We have had automatic generator stop and start capabilities for some time. Typically, with DC generators, this is based on battery SOC (e.g., crank the generator when the SOC drops to 50 percent; shut it down when the SOC rises to 80 percent). What we are starting to see are management strategies based on load: when the combined DC operating load and battery CAR are high enough to enable the generator to be run at its ‘sweet’ spot, crank the generator and hold it at the sweet spot; when the load drops below this level, shut the generator down. Properly implemented, with such a strategy the generator only runs at, or close to, its peak efficiency. If it can’t be run at peak efficiency, it is not run. There is, quite simply, no more efficient way to meet a boat’s energy needs if power has to be derived from a fossil-fueled engine. Additionally, with a strategy based on load rather than SOC, the batteries tend to get microcycled (numerous shallow cycles) rather than deep cycled, which extends their life.
A logical extension of such an approach is to run all the AC loads via inverters. There are some losses, of course, through the inverter(s), but overall such a system will be far more efficient than operating a conventional AC generator.

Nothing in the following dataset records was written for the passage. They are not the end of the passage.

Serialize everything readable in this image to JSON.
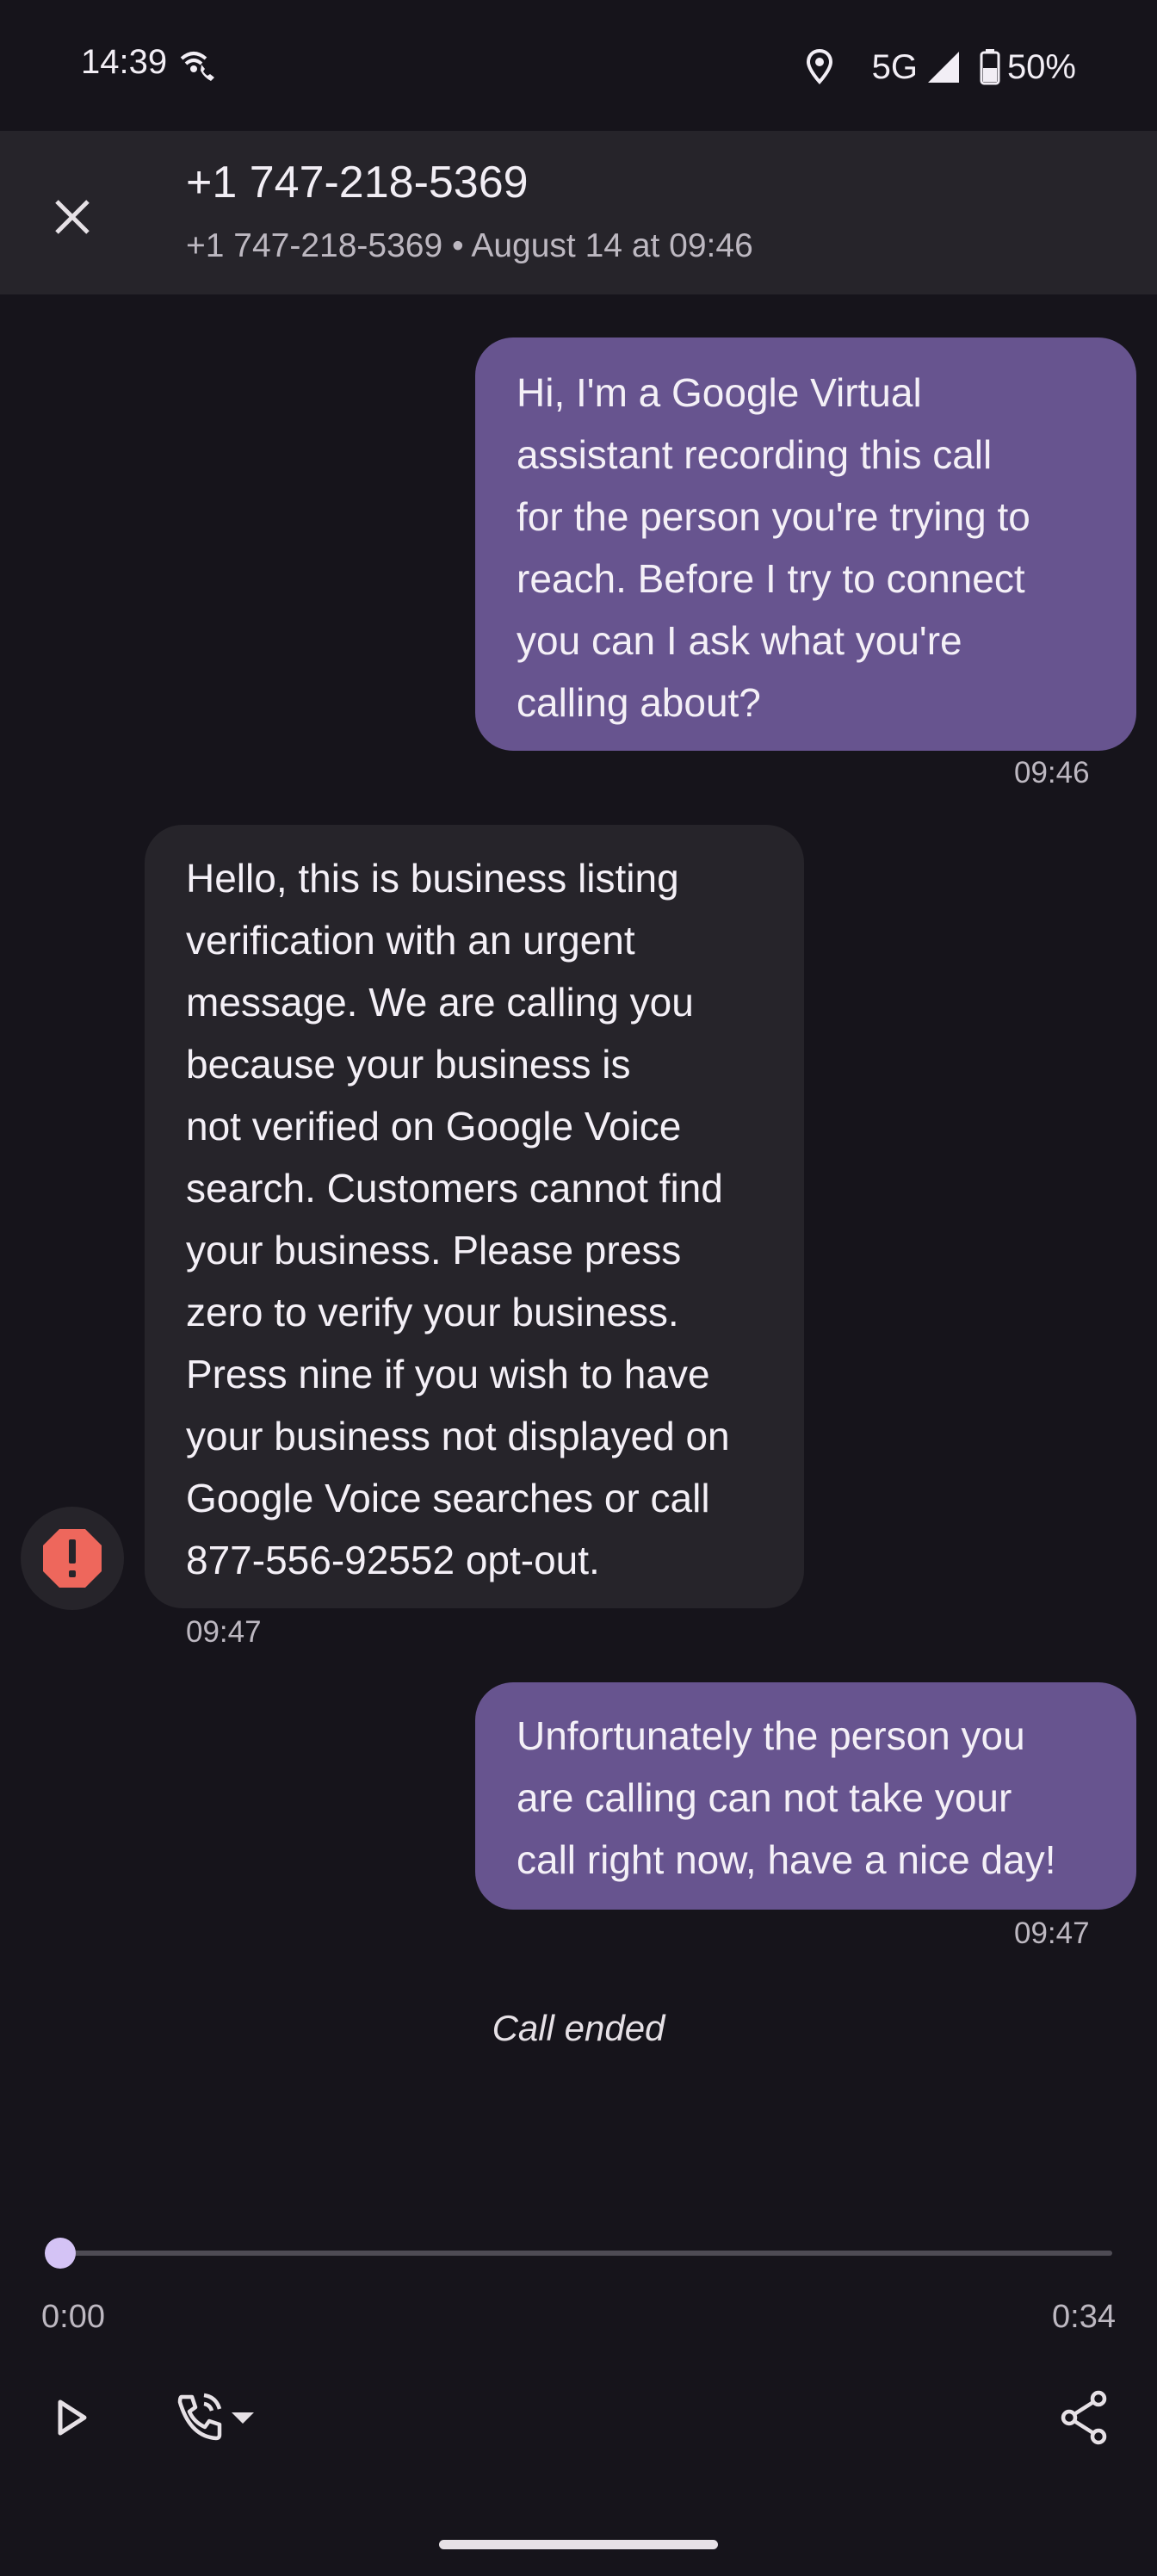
{
  "status_bar": {
    "time": "14:39",
    "network": "5G",
    "battery": "50%",
    "icons": [
      "wifi-calling-icon",
      "location-icon",
      "signal-icon",
      "battery-icon"
    ]
  },
  "header": {
    "title": "+1 747-218-5369",
    "subtitle": "+1 747-218-5369 • August 14 at 09:46",
    "close_icon": "close-icon"
  },
  "messages": [
    {
      "direction": "outgoing",
      "lines": [
        "Hi, I'm a Google Virtual",
        "assistant recording this call",
        "for the person you're trying to",
        "reach. Before I try to connect",
        "you can I ask what you're",
        "calling about?"
      ],
      "time": "09:46"
    },
    {
      "direction": "incoming",
      "lines": [
        "Hello, this is business listing",
        "verification with an urgent",
        "message. We are calling you",
        "because your business is",
        "not verified on Google Voice",
        "search. Customers cannot find",
        "your business. Please press",
        "zero to verify your business.",
        "Press nine if you wish to have",
        "your business not displayed on",
        "Google Voice searches or call",
        "877-556-92552 opt-out."
      ],
      "time": "09:47",
      "badge_icon": "spam-warning-icon"
    },
    {
      "direction": "outgoing",
      "lines": [
        "Unfortunately the person you",
        "are calling can not take your",
        "call right now, have a nice day!"
      ],
      "time": "09:47"
    }
  ],
  "call_status": "Call ended",
  "player": {
    "current_time": "0:00",
    "total_time": "0:34",
    "progress": 0,
    "controls": [
      "play-icon",
      "phone-audio-output-icon",
      "share-icon"
    ]
  },
  "colors": {
    "background": "#16141b",
    "header": "#26242a",
    "outgoing_bubble": "#67548f",
    "incoming_bubble": "#26242a",
    "spam_red": "#ee675c",
    "progress_knob": "#d4c3f5"
  }
}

Depending on the capacity of the battery bank, it will be possible to operate the boat, including, in many cases, high loads such as air conditioning, for long hours without cranking an engine.
The final piece in such a picture is to add electric propulsion as just another load, albeit a large one, at which point we have a hybrid boat. This is the focus of my current investigations and experiments as part of the European Union funded Hybrid Marine (HYMAR) project (www.hymar.org).
Batteries are the key
It’s the new generation of high-CAR batteries that are opening all these doors. Instead of being a roadblock to progress, batteries are now a dynamic enabling technology. It will take some time for the boating world to understand and fully exploit the potential, but one way or another we are on the cusp of substantially more powerful and radically more efficient electrical systems.
I have been tracking and writing about marine systems for almost three decades. This is the single most exciting technological development I have seen in all that time.
—Contributing editor Nigel Calder is the author of such marine books as Nigel Calder’s Cruising Handbook and How to Read a Nautical Chart.